With regard to the surgical approach to re-implantation, several orthotopic strategies have been used (reviewed in [14]). In this case, we performed a similar procedure to that described by Sanchez-Serrano et al. [28] whereby the cortical pieces were inserted into a remaining ovary next to the medulla and sealed in place with a fibrin sealant. The pieces can also be sutured to the medulla, or placed in a subcortical area, although this was not performed here due to very high tissue friability and the availability of highly effective fibrin sealant. Another technique, required if the patient has no remaining ovaries, is the placing of ovarian pieces into a peritoneal window, preferably a vascular area, with the use of a sealant to keep the pieces adhered to the pelvic wall. Heterotopic re-implantations have also been performed. This method of transplantation has some advantages over orthotopic transplantation, including easier access for monitoring of graft function (reviewed in [14]); however, only one pregnancy has been reported as a result of the use of a heterotopic site (where the anterior abdominal wall was used) [29].
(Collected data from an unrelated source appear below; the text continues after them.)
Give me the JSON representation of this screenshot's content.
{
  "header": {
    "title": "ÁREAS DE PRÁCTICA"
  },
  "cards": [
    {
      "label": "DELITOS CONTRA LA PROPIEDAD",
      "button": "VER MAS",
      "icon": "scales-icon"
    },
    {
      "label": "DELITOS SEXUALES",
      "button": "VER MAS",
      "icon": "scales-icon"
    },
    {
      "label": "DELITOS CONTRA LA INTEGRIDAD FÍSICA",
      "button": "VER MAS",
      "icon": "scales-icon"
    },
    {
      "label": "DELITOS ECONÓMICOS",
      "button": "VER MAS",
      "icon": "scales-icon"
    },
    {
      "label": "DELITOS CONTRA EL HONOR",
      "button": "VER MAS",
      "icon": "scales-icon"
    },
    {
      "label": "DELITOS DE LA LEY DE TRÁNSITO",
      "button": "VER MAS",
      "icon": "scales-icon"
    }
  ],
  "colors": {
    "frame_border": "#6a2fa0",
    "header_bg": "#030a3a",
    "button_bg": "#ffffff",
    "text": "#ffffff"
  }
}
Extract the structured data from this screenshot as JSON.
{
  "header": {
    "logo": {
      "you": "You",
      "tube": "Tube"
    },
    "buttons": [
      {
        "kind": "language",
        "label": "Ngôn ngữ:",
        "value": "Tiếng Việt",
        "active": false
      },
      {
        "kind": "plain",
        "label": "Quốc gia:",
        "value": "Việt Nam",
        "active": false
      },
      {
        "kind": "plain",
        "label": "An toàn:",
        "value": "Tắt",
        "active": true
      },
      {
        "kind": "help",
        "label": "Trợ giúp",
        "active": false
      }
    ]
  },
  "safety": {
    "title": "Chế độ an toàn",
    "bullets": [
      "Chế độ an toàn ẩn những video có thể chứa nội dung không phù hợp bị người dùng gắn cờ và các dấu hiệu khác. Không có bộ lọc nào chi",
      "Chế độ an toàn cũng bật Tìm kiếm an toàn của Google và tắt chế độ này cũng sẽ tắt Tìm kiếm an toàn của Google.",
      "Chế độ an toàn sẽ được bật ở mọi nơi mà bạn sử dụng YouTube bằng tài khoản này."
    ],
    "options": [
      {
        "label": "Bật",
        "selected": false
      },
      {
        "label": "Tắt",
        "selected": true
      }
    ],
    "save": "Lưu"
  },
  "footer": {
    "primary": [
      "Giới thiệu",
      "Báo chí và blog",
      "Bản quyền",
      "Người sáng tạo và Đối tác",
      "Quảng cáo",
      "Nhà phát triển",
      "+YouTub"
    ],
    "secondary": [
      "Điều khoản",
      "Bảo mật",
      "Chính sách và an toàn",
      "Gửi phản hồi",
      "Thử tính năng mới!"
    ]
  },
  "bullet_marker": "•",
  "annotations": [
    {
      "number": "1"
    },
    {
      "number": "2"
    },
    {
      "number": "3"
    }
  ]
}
The average lifespan of ovarian tissue grafts appears to be 4–5 years [14] with much longer duration being reported in some women [13]. Five women have delivered at least twice from one re-implantation procedure to date [9]. Long-term ovarian function, comprising both fertility and hormone production can therefore be achieved; the latter is increasingly recognised to be of importance in the light of long-term adverse health effects of POI [30]. In this patient, ovarian function will be monitored post-pregnancy to assess the duration of the grafts, and half the stored tissue remains cryopreserved allowing the possibility of one or more further replacements. This case therefore adds to the growing evidence that ovarian tissue cryopreservation and later re-implantation are an important component of the fertility preservation repertoire, with the potential for restoration of fertility without the need for IVF and expensive medical interventions, and with the additional possibility of provision of long-term hormone production.